People who don’t have the privilege to form relationships with this city’s government – or simply don’t trust it – need to be represented. Outreach programs are no longer cutting it.
Gebresellassi’s policies address all these issues and more, in no uncertain terms, in recognizing the need to make housing and free public transit rights for all. In addition, she has called for the city’s budgeting to be viewed through a mental health lens “that assesses how our policies contribute towards developing positive mental health outcomes.”
No campaign has spoken more on issues that affect Toronto youth. Like many, I found her campaign through social media via community influencers. Often that’s the only tool for young people when mainstream media already have their so-called “progressive” darling.

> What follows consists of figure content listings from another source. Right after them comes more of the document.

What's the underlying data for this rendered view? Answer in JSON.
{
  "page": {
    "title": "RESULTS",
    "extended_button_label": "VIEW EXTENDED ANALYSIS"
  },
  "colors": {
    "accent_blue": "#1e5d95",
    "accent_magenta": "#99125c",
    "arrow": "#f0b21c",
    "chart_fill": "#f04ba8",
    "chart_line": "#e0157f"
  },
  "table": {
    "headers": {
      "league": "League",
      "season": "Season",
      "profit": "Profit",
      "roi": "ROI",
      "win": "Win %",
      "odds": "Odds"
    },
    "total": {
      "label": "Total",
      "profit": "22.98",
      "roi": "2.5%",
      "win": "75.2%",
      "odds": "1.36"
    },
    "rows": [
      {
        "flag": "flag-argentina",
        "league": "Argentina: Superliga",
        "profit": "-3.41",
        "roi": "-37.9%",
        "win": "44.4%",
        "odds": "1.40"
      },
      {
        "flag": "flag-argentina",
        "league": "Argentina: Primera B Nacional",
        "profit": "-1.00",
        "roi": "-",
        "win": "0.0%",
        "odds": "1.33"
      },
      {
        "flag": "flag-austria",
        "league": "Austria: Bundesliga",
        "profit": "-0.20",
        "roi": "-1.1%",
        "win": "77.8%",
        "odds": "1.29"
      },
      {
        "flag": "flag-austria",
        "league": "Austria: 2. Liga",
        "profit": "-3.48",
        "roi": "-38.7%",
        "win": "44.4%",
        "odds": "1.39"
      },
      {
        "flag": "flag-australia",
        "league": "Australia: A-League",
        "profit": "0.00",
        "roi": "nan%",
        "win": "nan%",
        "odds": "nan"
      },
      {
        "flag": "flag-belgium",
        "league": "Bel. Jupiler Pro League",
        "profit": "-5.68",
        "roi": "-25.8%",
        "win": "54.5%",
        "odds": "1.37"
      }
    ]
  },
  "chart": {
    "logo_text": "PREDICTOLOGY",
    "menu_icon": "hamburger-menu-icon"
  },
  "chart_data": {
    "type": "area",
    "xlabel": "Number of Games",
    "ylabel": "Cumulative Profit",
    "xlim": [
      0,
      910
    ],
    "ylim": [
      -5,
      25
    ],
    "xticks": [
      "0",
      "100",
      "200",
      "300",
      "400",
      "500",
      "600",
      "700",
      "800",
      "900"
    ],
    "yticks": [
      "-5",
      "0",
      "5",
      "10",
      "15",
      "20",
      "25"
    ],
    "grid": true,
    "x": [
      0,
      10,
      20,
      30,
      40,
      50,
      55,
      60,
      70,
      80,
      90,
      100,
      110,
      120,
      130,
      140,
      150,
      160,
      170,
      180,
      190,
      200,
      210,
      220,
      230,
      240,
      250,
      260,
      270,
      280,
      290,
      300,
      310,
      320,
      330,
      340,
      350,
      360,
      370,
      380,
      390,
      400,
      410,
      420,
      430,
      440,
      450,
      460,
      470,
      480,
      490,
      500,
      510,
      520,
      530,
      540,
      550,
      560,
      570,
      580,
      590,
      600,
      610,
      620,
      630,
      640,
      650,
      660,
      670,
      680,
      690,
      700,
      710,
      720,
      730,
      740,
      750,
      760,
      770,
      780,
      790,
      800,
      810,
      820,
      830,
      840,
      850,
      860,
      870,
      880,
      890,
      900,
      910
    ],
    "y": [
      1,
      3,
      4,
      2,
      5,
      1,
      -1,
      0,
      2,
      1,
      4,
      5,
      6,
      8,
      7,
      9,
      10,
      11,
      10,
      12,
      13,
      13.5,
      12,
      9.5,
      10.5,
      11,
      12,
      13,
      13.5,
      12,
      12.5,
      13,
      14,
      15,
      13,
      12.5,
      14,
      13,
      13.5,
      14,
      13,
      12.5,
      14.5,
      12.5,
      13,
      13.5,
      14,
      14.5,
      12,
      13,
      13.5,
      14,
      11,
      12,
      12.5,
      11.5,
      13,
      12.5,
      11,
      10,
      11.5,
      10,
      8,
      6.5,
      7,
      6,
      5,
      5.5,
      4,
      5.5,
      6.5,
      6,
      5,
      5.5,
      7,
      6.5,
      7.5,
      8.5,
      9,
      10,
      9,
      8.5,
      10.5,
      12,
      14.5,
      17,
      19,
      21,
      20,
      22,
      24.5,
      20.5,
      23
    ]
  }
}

The political narratives offered by the mainstream do not match what I see daily in my city: people without shelter and little resource, a dysfunctional transit system, a rising cost of living that leaves little room for planning a future, and unemployed people competing with a free labour market.
I have been to events for both Jennifer Keesmaat and John Tory where the crowds they spoke to were mostly white. In both cases I made it a point to ask them what they planned to do about white supremacy in this city? Neither offered solutions.
The problem faced by immigrants and newcomers isn’t just the lack of organizing in the city, but also the ambivalence of politicians.
Rebeca Ramirez works in digital advertising in Toronto. She volunteered for the Gebresellassi campaign.